FSL-HDnn: A 40 nm Few-shot On-Device Learning Accelerator with Integrated Feature Extraction and Hyperdimensional Computing
Weihong Xu, Chang Eun Song, Haichao Yang, Leo Liu, Meng-Fan Chang, Carlos H. Diaz, Tajana Rosing, Mingu Kang
TL;DR
FSL-HDnn addresses the bottlenecks of on-device learning by integrating a parameter-efficient feature extractor with a gradient-free, single-pass HDC-based few-shot classifier. The architecture employs weight clustering to reduce FE computation, and a memory-efficient cyclic random projection for HV encoding, enabling end-to-end training with drastically lower energy and latency. Early-exit inference and batched single-pass training further boost responsiveness and hardware utilization, achieving 6 mJ/image training energy and up to 28 images/s on a 10-way 5-shot task in 40 nm CMOS. The results show competitive FSL accuracy with significantly lower training cost than gradient-based ODL accelerators, highlighting strong potential for energy-efficient edge learning. Overall, the work demonstrates a viable pathway for real-time, privacy-preserving on-device adaptation in resource-constrained environments.
Abstract
This paper introduces FSL-HDnn, an energy-efficient accelerator that implements the end-to-end pipeline of feature extraction and on-device few-shot learning (FSL). The accelerator addresses fundamental challenges of on-device learning (ODL) for resource-constrained edge applications through two synergistic modules: a parameter-efficient feature extractor employing weight clustering and an FSL classifier based on hyperdimensional computing (HDC). The feature extractor exploits the weight clustering mechanism to reduce computational complexity, while the HDC-based FSL classifier eliminates gradient-based back propagation operations, enabling single-pass training with substantially reduced latency.

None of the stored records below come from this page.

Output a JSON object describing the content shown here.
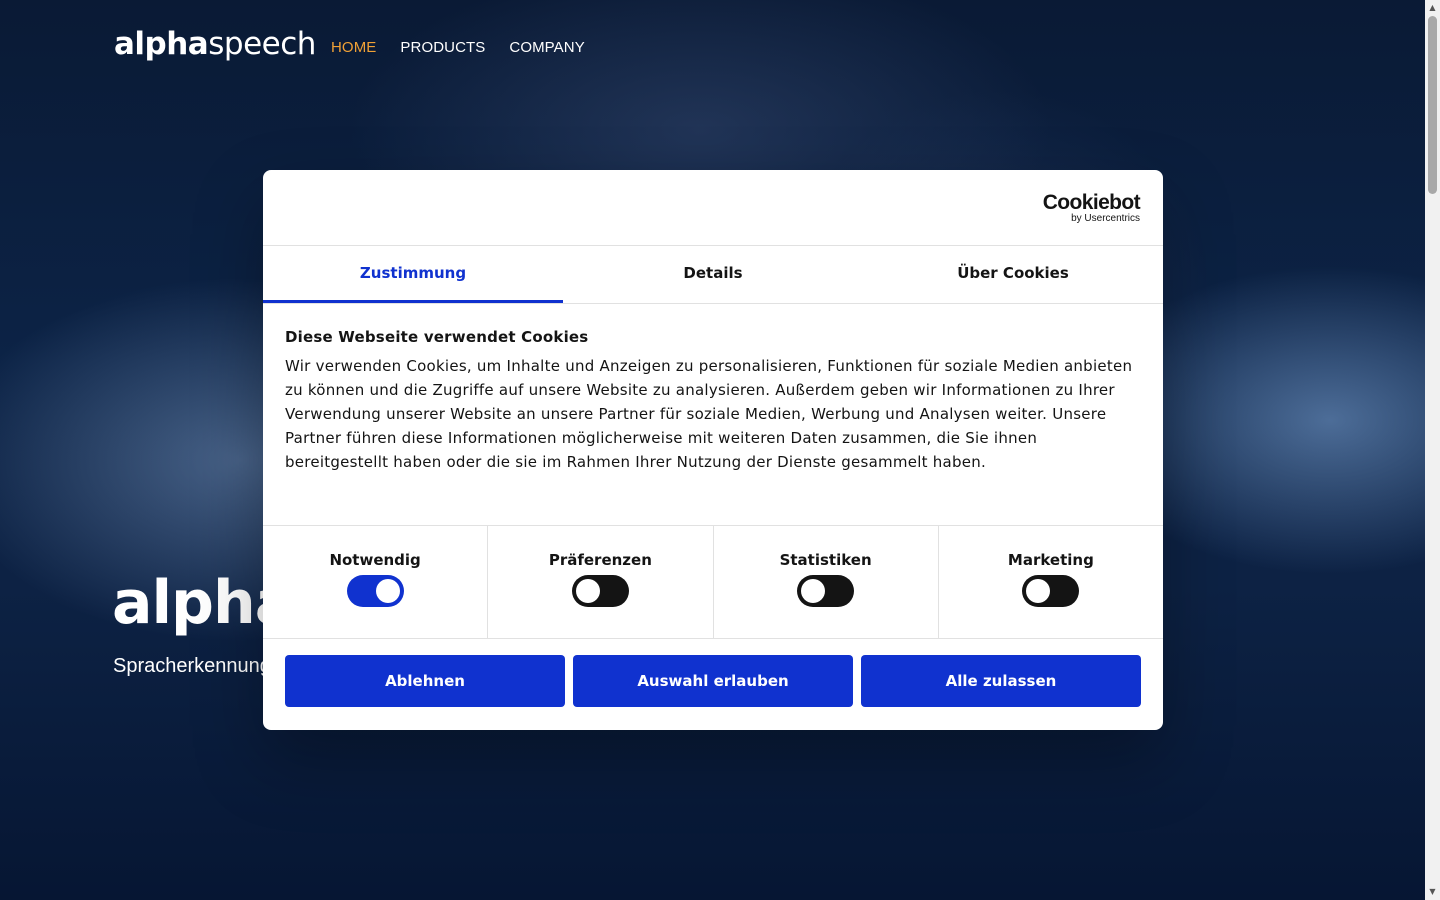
{
  "header": {
    "logo_bold": "alpha",
    "logo_light": "speech",
    "nav": [
      {
        "label": "HOME",
        "active": true
      },
      {
        "label": "PRODUCTS",
        "active": false
      },
      {
        "label": "COMPANY",
        "active": false
      }
    ]
  },
  "hero": {
    "title": "alpha",
    "subtitle": "Spracherkennung"
  },
  "cookie_dialog": {
    "brand": "Cookiebot",
    "brand_by": "by Usercentrics",
    "tabs": [
      {
        "label": "Zustimmung",
        "active": true
      },
      {
        "label": "Details",
        "active": false
      },
      {
        "label": "Über Cookies",
        "active": false
      }
    ],
    "heading": "Diese Webseite verwendet Cookies",
    "text": "Wir verwenden Cookies, um Inhalte und Anzeigen zu personalisieren, Funktionen für soziale Medien anbieten zu können und die Zugriffe auf unsere Website zu analysieren. Außerdem geben wir Informationen zu Ihrer Verwendung unserer Website an unsere Partner für soziale Medien, Werbung und Analysen weiter. Unsere Partner führen diese Informationen möglicherweise mit weiteren Daten zusammen, die Sie ihnen bereitgestellt haben oder die sie im Rahmen Ihrer Nutzung der Dienste gesammelt haben.",
    "categories": [
      {
        "label": "Notwendig",
        "enabled": true
      },
      {
        "label": "Präferenzen",
        "enabled": false
      },
      {
        "label": "Statistiken",
        "enabled": false
      },
      {
        "label": "Marketing",
        "enabled": false
      }
    ],
    "buttons": {
      "decline": "Ablehnen",
      "allow_selection": "Auswahl erlauben",
      "allow_all": "Alle zulassen"
    }
  },
  "colors": {
    "accent_blue": "#1032cf",
    "nav_active": "#f0a136",
    "background_navy": "#0c2346"
  }
}
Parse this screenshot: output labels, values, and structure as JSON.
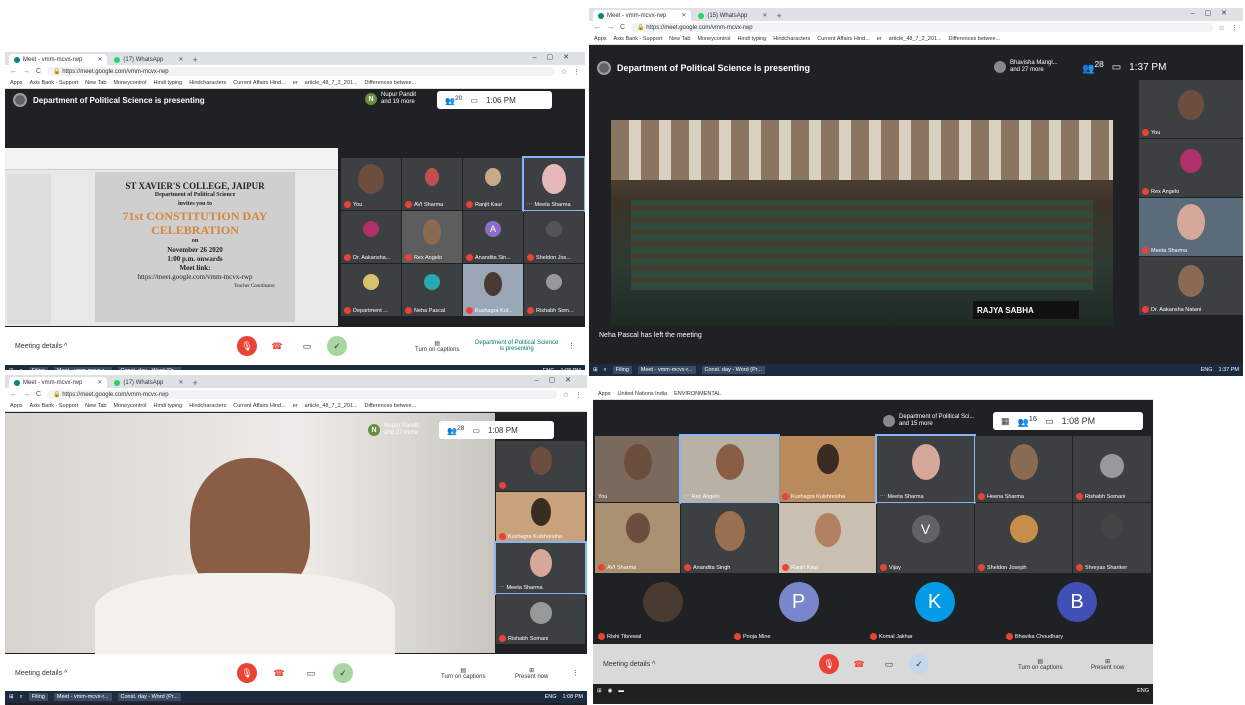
{
  "browser": {
    "tab_meet": "Meet - vmm-mcvx-rwp",
    "tab_wa_1": "(17) WhatsApp",
    "tab_wa_2": "(15) WhatsApp",
    "tab_new": "+",
    "url": "https://meet.google.com/vmm-mcvx-rwp",
    "bookmarks": [
      "Apps",
      "Axis Bank - Support",
      "New Tab",
      "Moneycontrol",
      "Hindi typing",
      "Hindcharacters",
      "Current Affairs Hind...",
      "er",
      "article_48_7_2_201...",
      "Differences betwee..."
    ],
    "bookmarks_q4": [
      "Apps",
      "United Nations India",
      "ENVIRONMENTAL"
    ]
  },
  "meet": {
    "presenting_title": "Department of Political Science is presenting",
    "q1": {
      "presenter_pill": "Nupur Pandit\nand 19 more",
      "count": "20",
      "time": "1:06 PM"
    },
    "q2": {
      "presenter_pill": "Bhavisha Mangl...\nand 27 more",
      "count": "28",
      "time": "1:37 PM"
    },
    "q3": {
      "presenter_pill": "Nupur Pandit\nand 27 more",
      "count": "28",
      "time": "1:08 PM"
    },
    "q4": {
      "presenter_pill": "Department of Political Sci...\nand 15 more",
      "count": "16",
      "time": "1:08 PM"
    },
    "meeting_details": "Meeting details",
    "captions": "Turn on captions",
    "present_now": "Present now",
    "presenting_btn": "Department of Political Science\nis presenting",
    "notice_left": "Neha Pascal has left the meeting"
  },
  "slide": {
    "college": "ST XAVIER'S COLLEGE, JAIPUR",
    "dept": "Department of Political Science",
    "invites": "invites you to",
    "event": "71st CONSTITUTION DAY",
    "celebration": "CELEBRATION",
    "on": "on",
    "date": "November 26 2020",
    "time": "1:00 p.m. onwards",
    "meet_link_label": "Meet link:",
    "meet_link": "https://meet.google.com/vmm-mcvx-rwp",
    "coordinator": "Teacher Coordinator"
  },
  "q1_tiles": [
    "You",
    "AVI Sharma",
    "Ranjit Kaur",
    "Meeta Sharma",
    "Dr. Aakansha...",
    "Rex Angelo",
    "Anandita Sin...",
    "Sheldon Jos...",
    "Department ...",
    "Neha Pascal",
    "Kushagra Kul...",
    "Rishabh Som..."
  ],
  "q1_avatars": {
    "anandita": "A"
  },
  "q2_tiles": [
    "You",
    "Rex Angelo",
    "Meeta Sharma",
    "Dr. Aakansha Natani"
  ],
  "q2_banner": "RAJYA SABHA",
  "q3_tiles": [
    "Kushagra Kulshrestha",
    "Meeta Sharma",
    "Rishabh Somani"
  ],
  "q4_tiles": [
    "You",
    "Rex Angelo",
    "Kushagra Kulshrestha",
    "Meeta Sharma",
    "Heena Sharma",
    "Rishabh Somani",
    "AVI Sharma",
    "Anandita Singh",
    "Ranjit Kaur",
    "Vijay",
    "Sheldon Joseph",
    "Shreyas Shanker",
    "Rishi Tibrewal",
    "Pooja Mine",
    "Komal Jakhar",
    "Bhavika Choudhary"
  ],
  "q4_letters": {
    "vijay": "V",
    "pooja": "P",
    "komal": "K",
    "bhavika": "B"
  },
  "taskbar": {
    "filing": "Filing",
    "meet": "Meet - vmm-mcvx-r...",
    "word": "Const. day - Word (Pr...",
    "lang": "ENG",
    "t1": "1:08 PM",
    "t2": "1:37 PM"
  },
  "colors": {
    "meet_red": "#ea4335",
    "meet_dark": "#202124",
    "tile": "#3c4043",
    "avatar_v": "#5f6368",
    "avatar_p": "#7986cb",
    "avatar_k": "#039be5",
    "avatar_b": "#3f51b5"
  }
}
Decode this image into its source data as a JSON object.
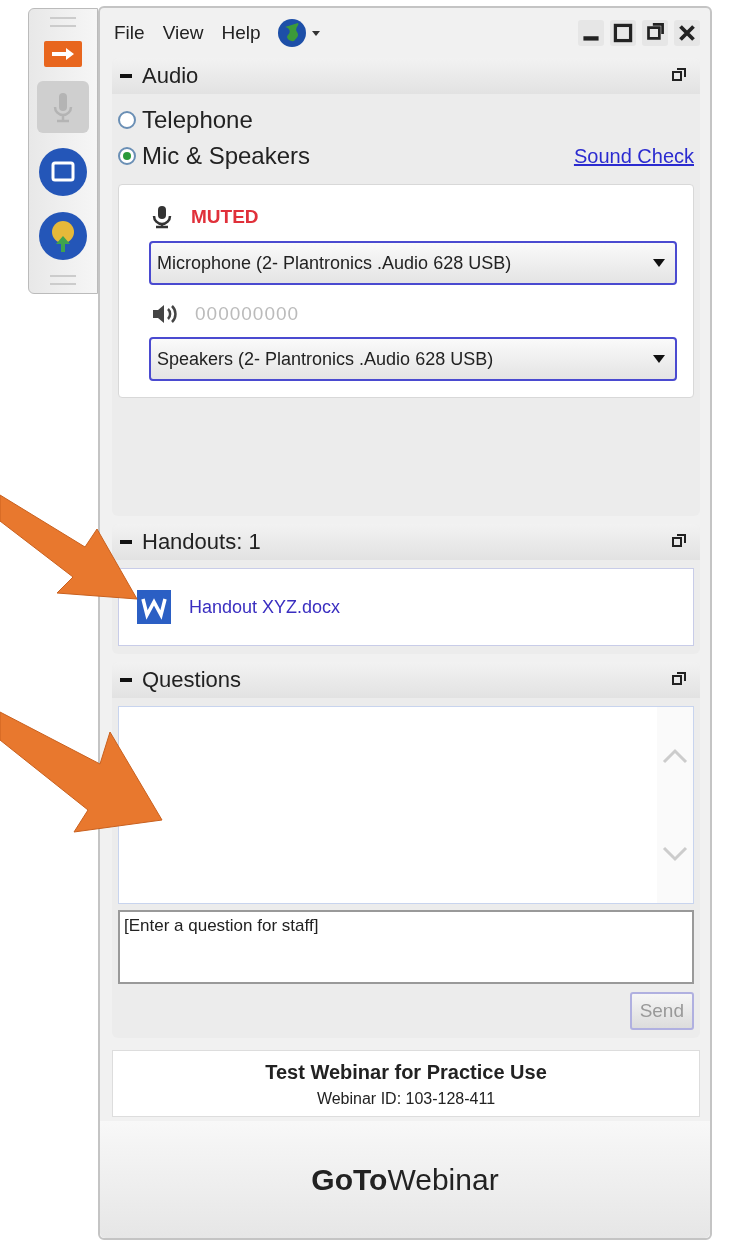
{
  "menu": [
    {
      "label": "File"
    },
    {
      "label": "View"
    },
    {
      "label": "Help"
    }
  ],
  "audio": {
    "title": "Audio",
    "expanded": true,
    "options": [
      {
        "label": "Telephone",
        "selected": false
      },
      {
        "label": "Mic & Speakers",
        "selected": true
      }
    ],
    "sound_check": "Sound Check",
    "mic_status": "MUTED",
    "microphone": "Microphone (2- Plantronics .Audio 628 USB)",
    "speaker_meter": "000000000",
    "speakers": "Speakers (2- Plantronics .Audio 628 USB)"
  },
  "handouts": {
    "title": "Handouts: 1",
    "expanded": true,
    "files": [
      {
        "name": "Handout XYZ.docx"
      }
    ]
  },
  "questions": {
    "title": "Questions",
    "expanded": true,
    "placeholder": "[Enter a question for staff]",
    "send": {
      "label": "Send",
      "disabled": true
    }
  },
  "footer": {
    "title": "Test Webinar for Practice Use",
    "webinar_id": "Webinar ID: 103-128-411",
    "logo": "**GoTo**Webinar"
  }
}
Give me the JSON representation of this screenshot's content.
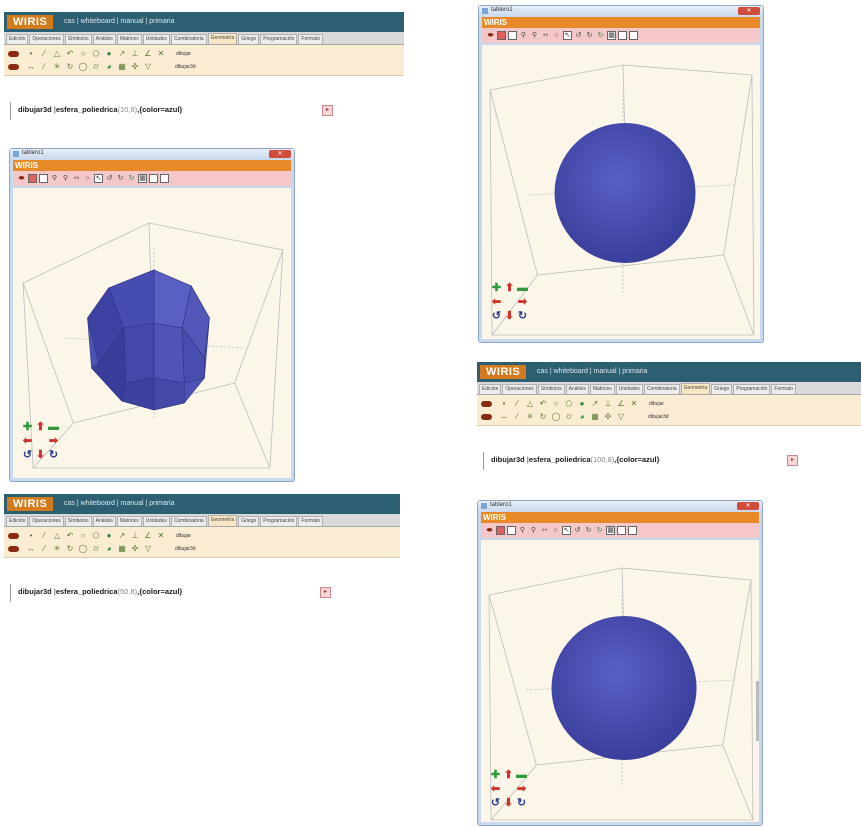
{
  "editors": [
    {
      "logo": "WIRIS",
      "menu": "cas | whiteboard | manual | primaria",
      "tabs": [
        "Edición",
        "Operaciones",
        "Símbolos",
        "Análisis",
        "Matrices",
        "Unidades",
        "Combinatoria",
        "Geometría",
        "Griego",
        "Programación",
        "Formato"
      ],
      "active_tab": "Geometría",
      "tool_labels": [
        "dibujar",
        "dibujar3d"
      ],
      "command_fn": "dibujar3d",
      "command_name": "esfera_poliedrica",
      "command_args": "(10,8)",
      "command_opts": ",{color=azul}"
    },
    {
      "logo": "WIRIS",
      "menu": "cas | whiteboard | manual | primaria",
      "tabs": [
        "Edición",
        "Operaciones",
        "Símbolos",
        "Análisis",
        "Matrices",
        "Unidades",
        "Combinatoria",
        "Geometría",
        "Griego",
        "Programación",
        "Formato"
      ],
      "active_tab": "Geometría",
      "tool_labels": [
        "dibujar",
        "dibujar3d"
      ],
      "command_fn": "dibujar3d",
      "command_name": "esfera_poliedrica",
      "command_args": "(50,8)",
      "command_opts": ",{color=azul}"
    },
    {
      "logo": "WIRIS",
      "menu": "cas | whiteboard | manual | primaria",
      "tabs": [
        "Edición",
        "Operaciones",
        "Símbolos",
        "Análisis",
        "Matrices",
        "Unidades",
        "Combinatoria",
        "Geometría",
        "Griego",
        "Programación",
        "Formato"
      ],
      "active_tab": "Geometría",
      "tool_labels": [
        "dibujar",
        "dibujar3d"
      ],
      "command_fn": "dibujar3d",
      "command_name": "esfera_poliedrica",
      "command_args": "(100,8)",
      "command_opts": ",{color=azul}"
    }
  ],
  "windows": [
    {
      "title": "tablero1",
      "logo": "WIRIS",
      "sphere": "polyhedral"
    },
    {
      "title": "tablero1",
      "logo": "WIRIS",
      "sphere": "smooth"
    },
    {
      "title": "tablero1",
      "logo": "WIRIS",
      "sphere": "smooth"
    }
  ],
  "colors": {
    "sphere": "#4a4fb0",
    "sphere_dark": "#33388f",
    "wiris_orange": "#e98a28",
    "editor_bar": "#2d5f73"
  }
}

Additionally, FSL-HDnn enables low-latency ODL and inference via two proposed optimization strategies, including an early-exit mechanism with branch feature extraction and batched single-pass training that improves hardware utilization. Measurement results demonstrate that our chip fabricated in a 40 nm CMOS process delivers superior training energy efficiency of 6 mJ/image and end-to-end training throughput of 28 images/s on a 10-way 5-shot FSL task. The end-to-end training latency is also reduced by 2x to 20.9x compared to state-of-the-art ODL chips.